Dilata ininterrumpidamente las aletas de su nariz, Ismael, el sepulturero; agita las fosas nasales al tiempo que contrae con viveza los ojos que dirige de un lado a otro, inquisitorialmente, guiados siempre por los desplazamien­tos precisos de sus narices.

—Sí, yo huelo a los ahogados, por el rastro que dejan sé dónde están. Ya nunca se me borrará el olor, lo tengo alojado aquí –se señala con su dedo índice el cerebro– desde que me obligaron a meter la mano en el hondón del cuerpo de aquella mujer. Nadie sabía que era mujer. Yo lo averigüé y ahora ella se agarró a mí y no me suelta su olor, yo la pro­fané y la maldición me acompañará de por vida.

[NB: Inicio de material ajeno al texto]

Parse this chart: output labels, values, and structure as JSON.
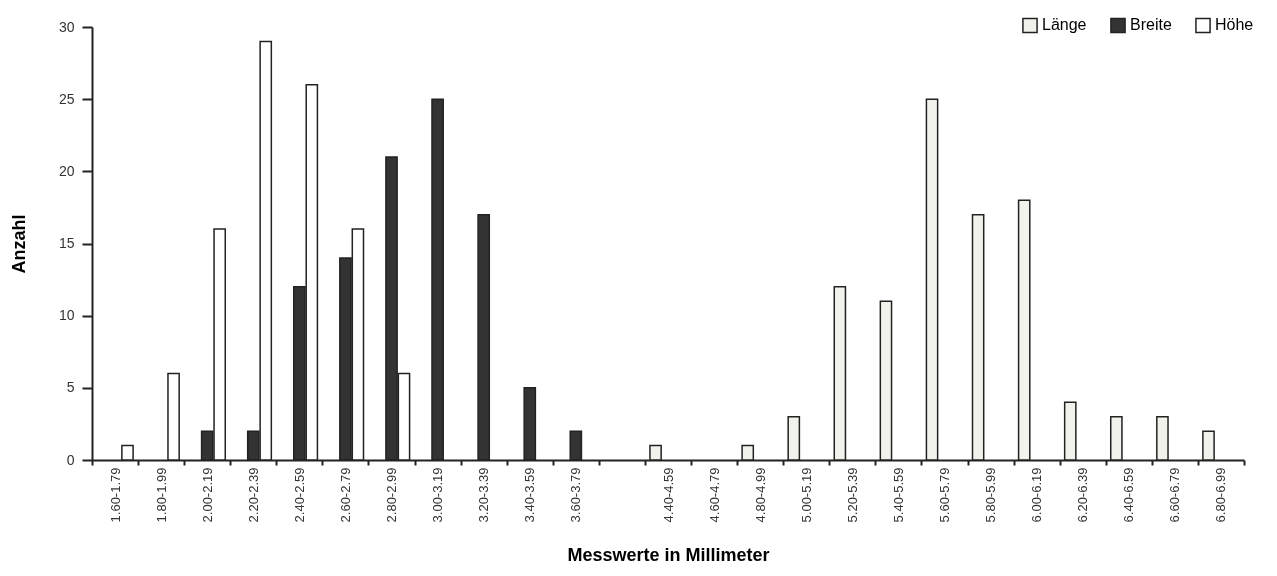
{
  "chart_data": {
    "type": "bar",
    "xlabel": "Messwerte in Millimeter",
    "ylabel": "Anzahl",
    "categories": [
      "1.60-1.79",
      "1.80-1.99",
      "2.00-2.19",
      "2.20-2.39",
      "2.40-2.59",
      "2.60-2.79",
      "2.80-2.99",
      "3.00-3.19",
      "3.20-3.39",
      "3.40-3.59",
      "3.60-3.79",
      null,
      "4.40-4.59",
      "4.60-4.79",
      "4.80-4.99",
      "5.00-5.19",
      "5.20-5.39",
      "5.40-5.59",
      "5.60-5.79",
      "5.80-5.99",
      "6.00-6.19",
      "6.20-6.39",
      "6.40-6.59",
      "6.60-6.79",
      "6.80-6.99"
    ],
    "series": [
      {
        "name": "Länge",
        "color": "#f2f2ec",
        "values": [
          null,
          null,
          null,
          null,
          null,
          null,
          null,
          null,
          null,
          null,
          null,
          null,
          1,
          null,
          1,
          3,
          12,
          11,
          25,
          17,
          18,
          4,
          3,
          3,
          2
        ]
      },
      {
        "name": "Breite",
        "color": "#333333",
        "values": [
          null,
          null,
          2,
          2,
          12,
          14,
          21,
          25,
          17,
          5,
          2,
          null,
          null,
          null,
          null,
          null,
          null,
          null,
          null,
          null,
          null,
          null,
          null,
          null,
          null
        ]
      },
      {
        "name": "Höhe",
        "color": "#ffffff",
        "values": [
          1,
          6,
          16,
          29,
          26,
          16,
          6,
          null,
          null,
          null,
          null,
          null,
          null,
          null,
          null,
          null,
          null,
          null,
          null,
          null,
          null,
          null,
          null,
          null,
          null
        ]
      }
    ],
    "ylim": [
      0,
      30
    ],
    "yticks": [
      0,
      5,
      10,
      15,
      20,
      25,
      30
    ],
    "grid": false,
    "legend": "top right"
  }
}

A primeras horas de la mañana un land-rover de la Guardia Civil se dirigió hacia el lugar del naufragio en busca del cuerpo avistado por unos pescadores. Llamaron más tarde a Ismael para que reconociera aquel cadáver. El médico no se atrevía a hacerlo. Lo contemplaba horrorizado mientras se cogía la nariz, como si fuera una pinza, con los dedos. Luego supieron, era febrero, del naufragio de una patera a la altura del cabo de Gracia. Aquellos días se rescatarían diecinueve cadáveres. Otros cuatro o cinco serían engullidos por el mar. Ella procedía de otro naufragio, de esos que no se cuentan. A veces el viento y las olas arrastran los cuerpos a lejanas playas y allí aparecen descompuestos, comidos por los peces, pico­teados por las gaviotas. Éstas son quienes, en numerosas ocasiones, alertan con sus vuelos, con sus chillidos, con sus concentraciones y desesperados aleteos a los pescado­res o a las autoridades. Gaviotas que, cuando falta comida, saltan sobre las arenas de la playa trazando signos y di­bujos con sus afiladas uñas, con sus ganchudos y taladrantes picos, y que de pronto se elevan, huelen, ven, sienten, un instinto atávico las lleva en salvaje algarabía al lugar en que han encallado o flotan los restos de los muertos, en los que se sumergen desgarrando la podrida carne que aún asoma en ellos.